New labor platforms enable insurers to take advantage of a blended workforce—internal and external workers—to fill their talent needs.

Insurance is on the cusp of a skills crisis as it struggles to attract “born digital” professionals to join the industry. The industry also faces the retirement of a vast part of its existing workforce over the next few years. The Insurance Information Institute, a US-based industry association, estimates that half of the country’s insurance workforce is aged 45 or above. A quarter of them are expected to retire by 2018.

Squaring up to this growing skills challenge will demand creativity and commitment. Insurance organizations must reimagine their workplace practices for a generation that expects to find collaboration technologies at work and that is open to freelance and portfolio careers. New labor platforms and collaboration tools offer insurance carriers a means to do just that.

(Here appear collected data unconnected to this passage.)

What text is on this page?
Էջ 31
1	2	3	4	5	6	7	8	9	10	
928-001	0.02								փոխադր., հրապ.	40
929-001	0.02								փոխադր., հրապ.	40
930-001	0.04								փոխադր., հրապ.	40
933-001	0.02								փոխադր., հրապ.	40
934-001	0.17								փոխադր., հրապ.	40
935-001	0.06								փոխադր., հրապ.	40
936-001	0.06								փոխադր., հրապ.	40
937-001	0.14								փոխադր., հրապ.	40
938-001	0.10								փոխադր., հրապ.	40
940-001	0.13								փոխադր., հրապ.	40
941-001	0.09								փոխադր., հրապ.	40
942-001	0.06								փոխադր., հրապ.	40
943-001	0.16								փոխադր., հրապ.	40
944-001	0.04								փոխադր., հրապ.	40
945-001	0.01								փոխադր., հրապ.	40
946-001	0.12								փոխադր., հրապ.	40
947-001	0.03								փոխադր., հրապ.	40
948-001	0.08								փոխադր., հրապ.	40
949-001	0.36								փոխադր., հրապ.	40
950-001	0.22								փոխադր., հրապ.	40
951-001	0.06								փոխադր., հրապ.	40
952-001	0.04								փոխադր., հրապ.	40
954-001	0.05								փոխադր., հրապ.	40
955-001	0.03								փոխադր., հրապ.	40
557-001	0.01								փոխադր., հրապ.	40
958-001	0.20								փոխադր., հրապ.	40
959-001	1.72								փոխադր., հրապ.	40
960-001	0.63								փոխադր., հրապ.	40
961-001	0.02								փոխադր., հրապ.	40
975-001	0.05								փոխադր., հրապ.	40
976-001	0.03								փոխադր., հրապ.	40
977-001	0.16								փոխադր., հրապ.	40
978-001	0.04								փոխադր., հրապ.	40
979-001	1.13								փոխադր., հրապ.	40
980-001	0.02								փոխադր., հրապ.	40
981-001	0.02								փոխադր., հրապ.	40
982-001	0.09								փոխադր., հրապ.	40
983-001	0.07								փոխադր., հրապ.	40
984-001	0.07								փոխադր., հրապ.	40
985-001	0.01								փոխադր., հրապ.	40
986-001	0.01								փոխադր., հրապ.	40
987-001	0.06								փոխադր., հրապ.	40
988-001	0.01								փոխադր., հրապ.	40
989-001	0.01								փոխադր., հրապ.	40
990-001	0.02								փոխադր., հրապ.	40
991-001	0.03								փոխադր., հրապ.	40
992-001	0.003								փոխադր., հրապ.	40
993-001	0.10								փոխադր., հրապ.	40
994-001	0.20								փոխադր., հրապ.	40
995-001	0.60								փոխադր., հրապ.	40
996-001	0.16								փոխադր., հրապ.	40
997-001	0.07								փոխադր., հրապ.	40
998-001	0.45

23 percent of insurance executives currently view freelance workers as a seamless part of the workforce.

Some insurers are leveraging technology solutions that efficiently match the supply and demand for people and skills. When State Farm wanted to determine if dashboard cameras could detect driver distraction and alert the driver, it crowdsourced machine learning solutions through a contest on the Kaggle platform. Other insurers such as Allstate and AXA have also used Kaggle.

On-demand labor platforms like Freelancer and Gigster, which also provide online work management solutions, enable insurers to virtualize part of the workforce. And Upwork is a platform that enables insurance carriers to complement their long-term traditional workforce with the borrowed skills and experience of external workers. Of Fortune 500 companies, 100 are already using Upwork.

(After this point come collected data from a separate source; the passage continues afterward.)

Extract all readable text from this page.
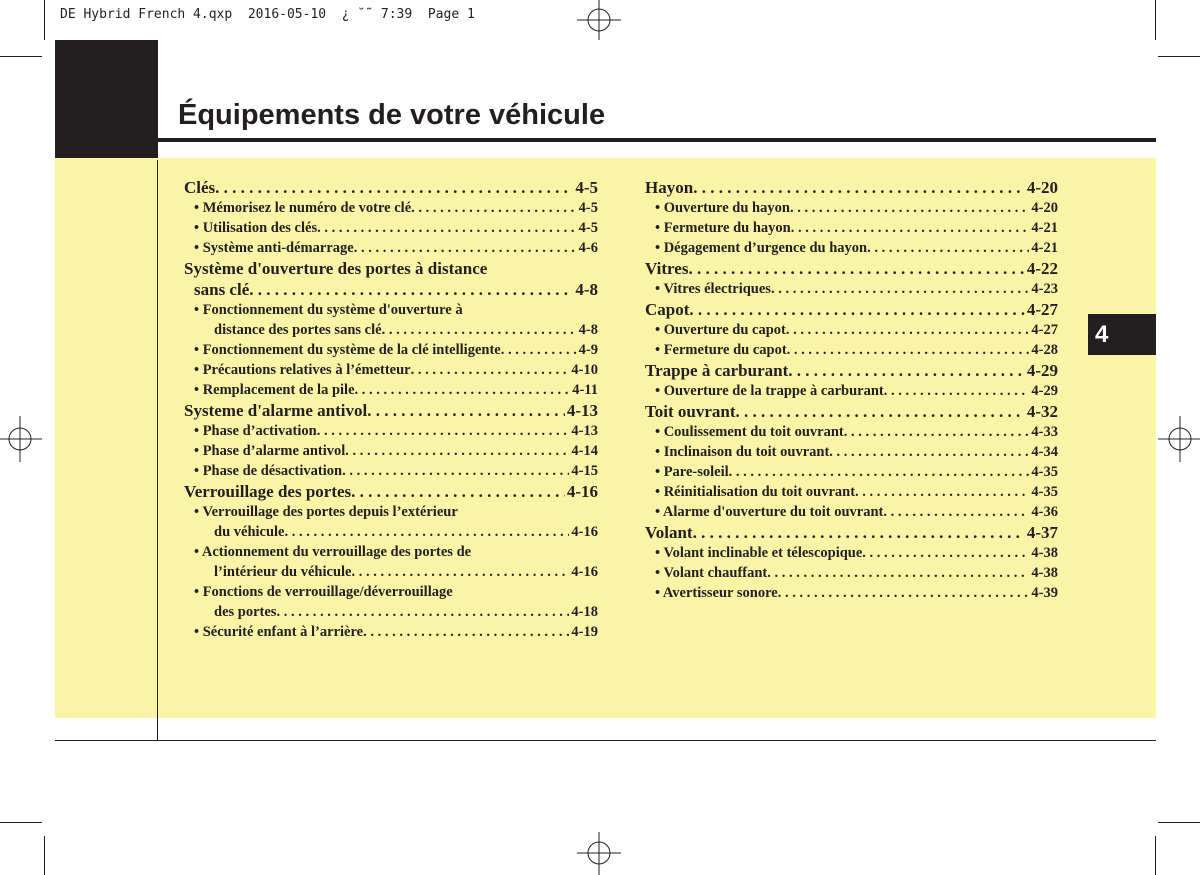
DE Hybrid French 4.qxp  2016-05-10  ¿ ˘˜ 7:39  Page 1
Équipements de votre véhicule
4
Clés . . .	4-5
• Mémorisez le numéro de votre clé . . .	4-5
• Utilisation des clés . . .	4-5
• Système anti-démarrage . . .	4-6
Système d'ouverture des portes à distance
sans clé . . .	4-8
• Fonctionnement du système d'ouverture à
distance des portes sans clé . . .	4-8
• Fonctionnement du système de la clé intelligente . . .	4-9
• Précautions relatives à l’émetteur . . .	4-10
• Remplacement de la pile . . .	4-11
Systeme d'alarme antivol . . .	4-13
• Phase d’activation . . .	4-13
• Phase d’alarme antivol . . .	4-14
• Phase de désactivation . . .	4-15
Verrouillage des portes . . .	4-16
• Verrouillage des portes depuis l’extérieur
du véhicule . . .	4-16
• Actionnement du verrouillage des portes de
l’intérieur du véhicule . . .	4-16
• Fonctions de verrouillage/déverrouillage
des portes . . .	4-18
• Sécurité enfant à l’arrière . . .	4-19
Hayon . . .	4-20
• Ouverture du hayon . . .	4-20
• Fermeture du hayon . . .	4-21
• Dégagement d’urgence du hayon . . .	4-21
Vitres . . .	4-22
• Vitres électriques . . .	4-23
Capot . . .	4-27
• Ouverture du capot . . .	4-27
• Fermeture du capot . . .	4-28
Trappe à carburant . . .	4-29
• Ouverture de la trappe à carburant . . .	4-29
Toit ouvrant . . .	4-32
• Coulissement du toit ouvrant . . .	4-33
• Inclinaison du toit ouvrant . . .	4-34
• Pare-soleil . . .	4-35
• Réinitialisation du toit ouvrant . . .	4-35
• Alarme d'ouverture du toit ouvrant . . .	4-36
Volant . . .	4-37
• Volant inclinable et télescopique . . .	4-38
• Volant chauffant . . .	4-38
• Avertisseur sonore . . .	4-39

Insurance business platforms. From legacy models to a corporate marketplace.

Nearly 30 percent of insurers in our survey are already using such platforms on a large scale or broadly across their businesses and another 48 percent use them in select business areas. Insurers who are not yet using platforms can test the waters without making major changes to their existing management models, perhaps by placing an emphasis on areas where skills are in short supply such as analytics and digital customer experience.

This will suit the pace of evolution in a conservative industry where organizations have tended to be structured around specialist disciplines such as underwriting and claims and have retained their line-of-business siloes. From these experiments, insurers can begin to transform their workforces more broadly.

By efficiently planning, managing and overseeing the remote execution of work, and taking advantage of platforms to do so, insurers can leverage both internal and external workers—continuing to draw on retired workers who wish to work part-time or pulling in the skills of high-end professionals as needed.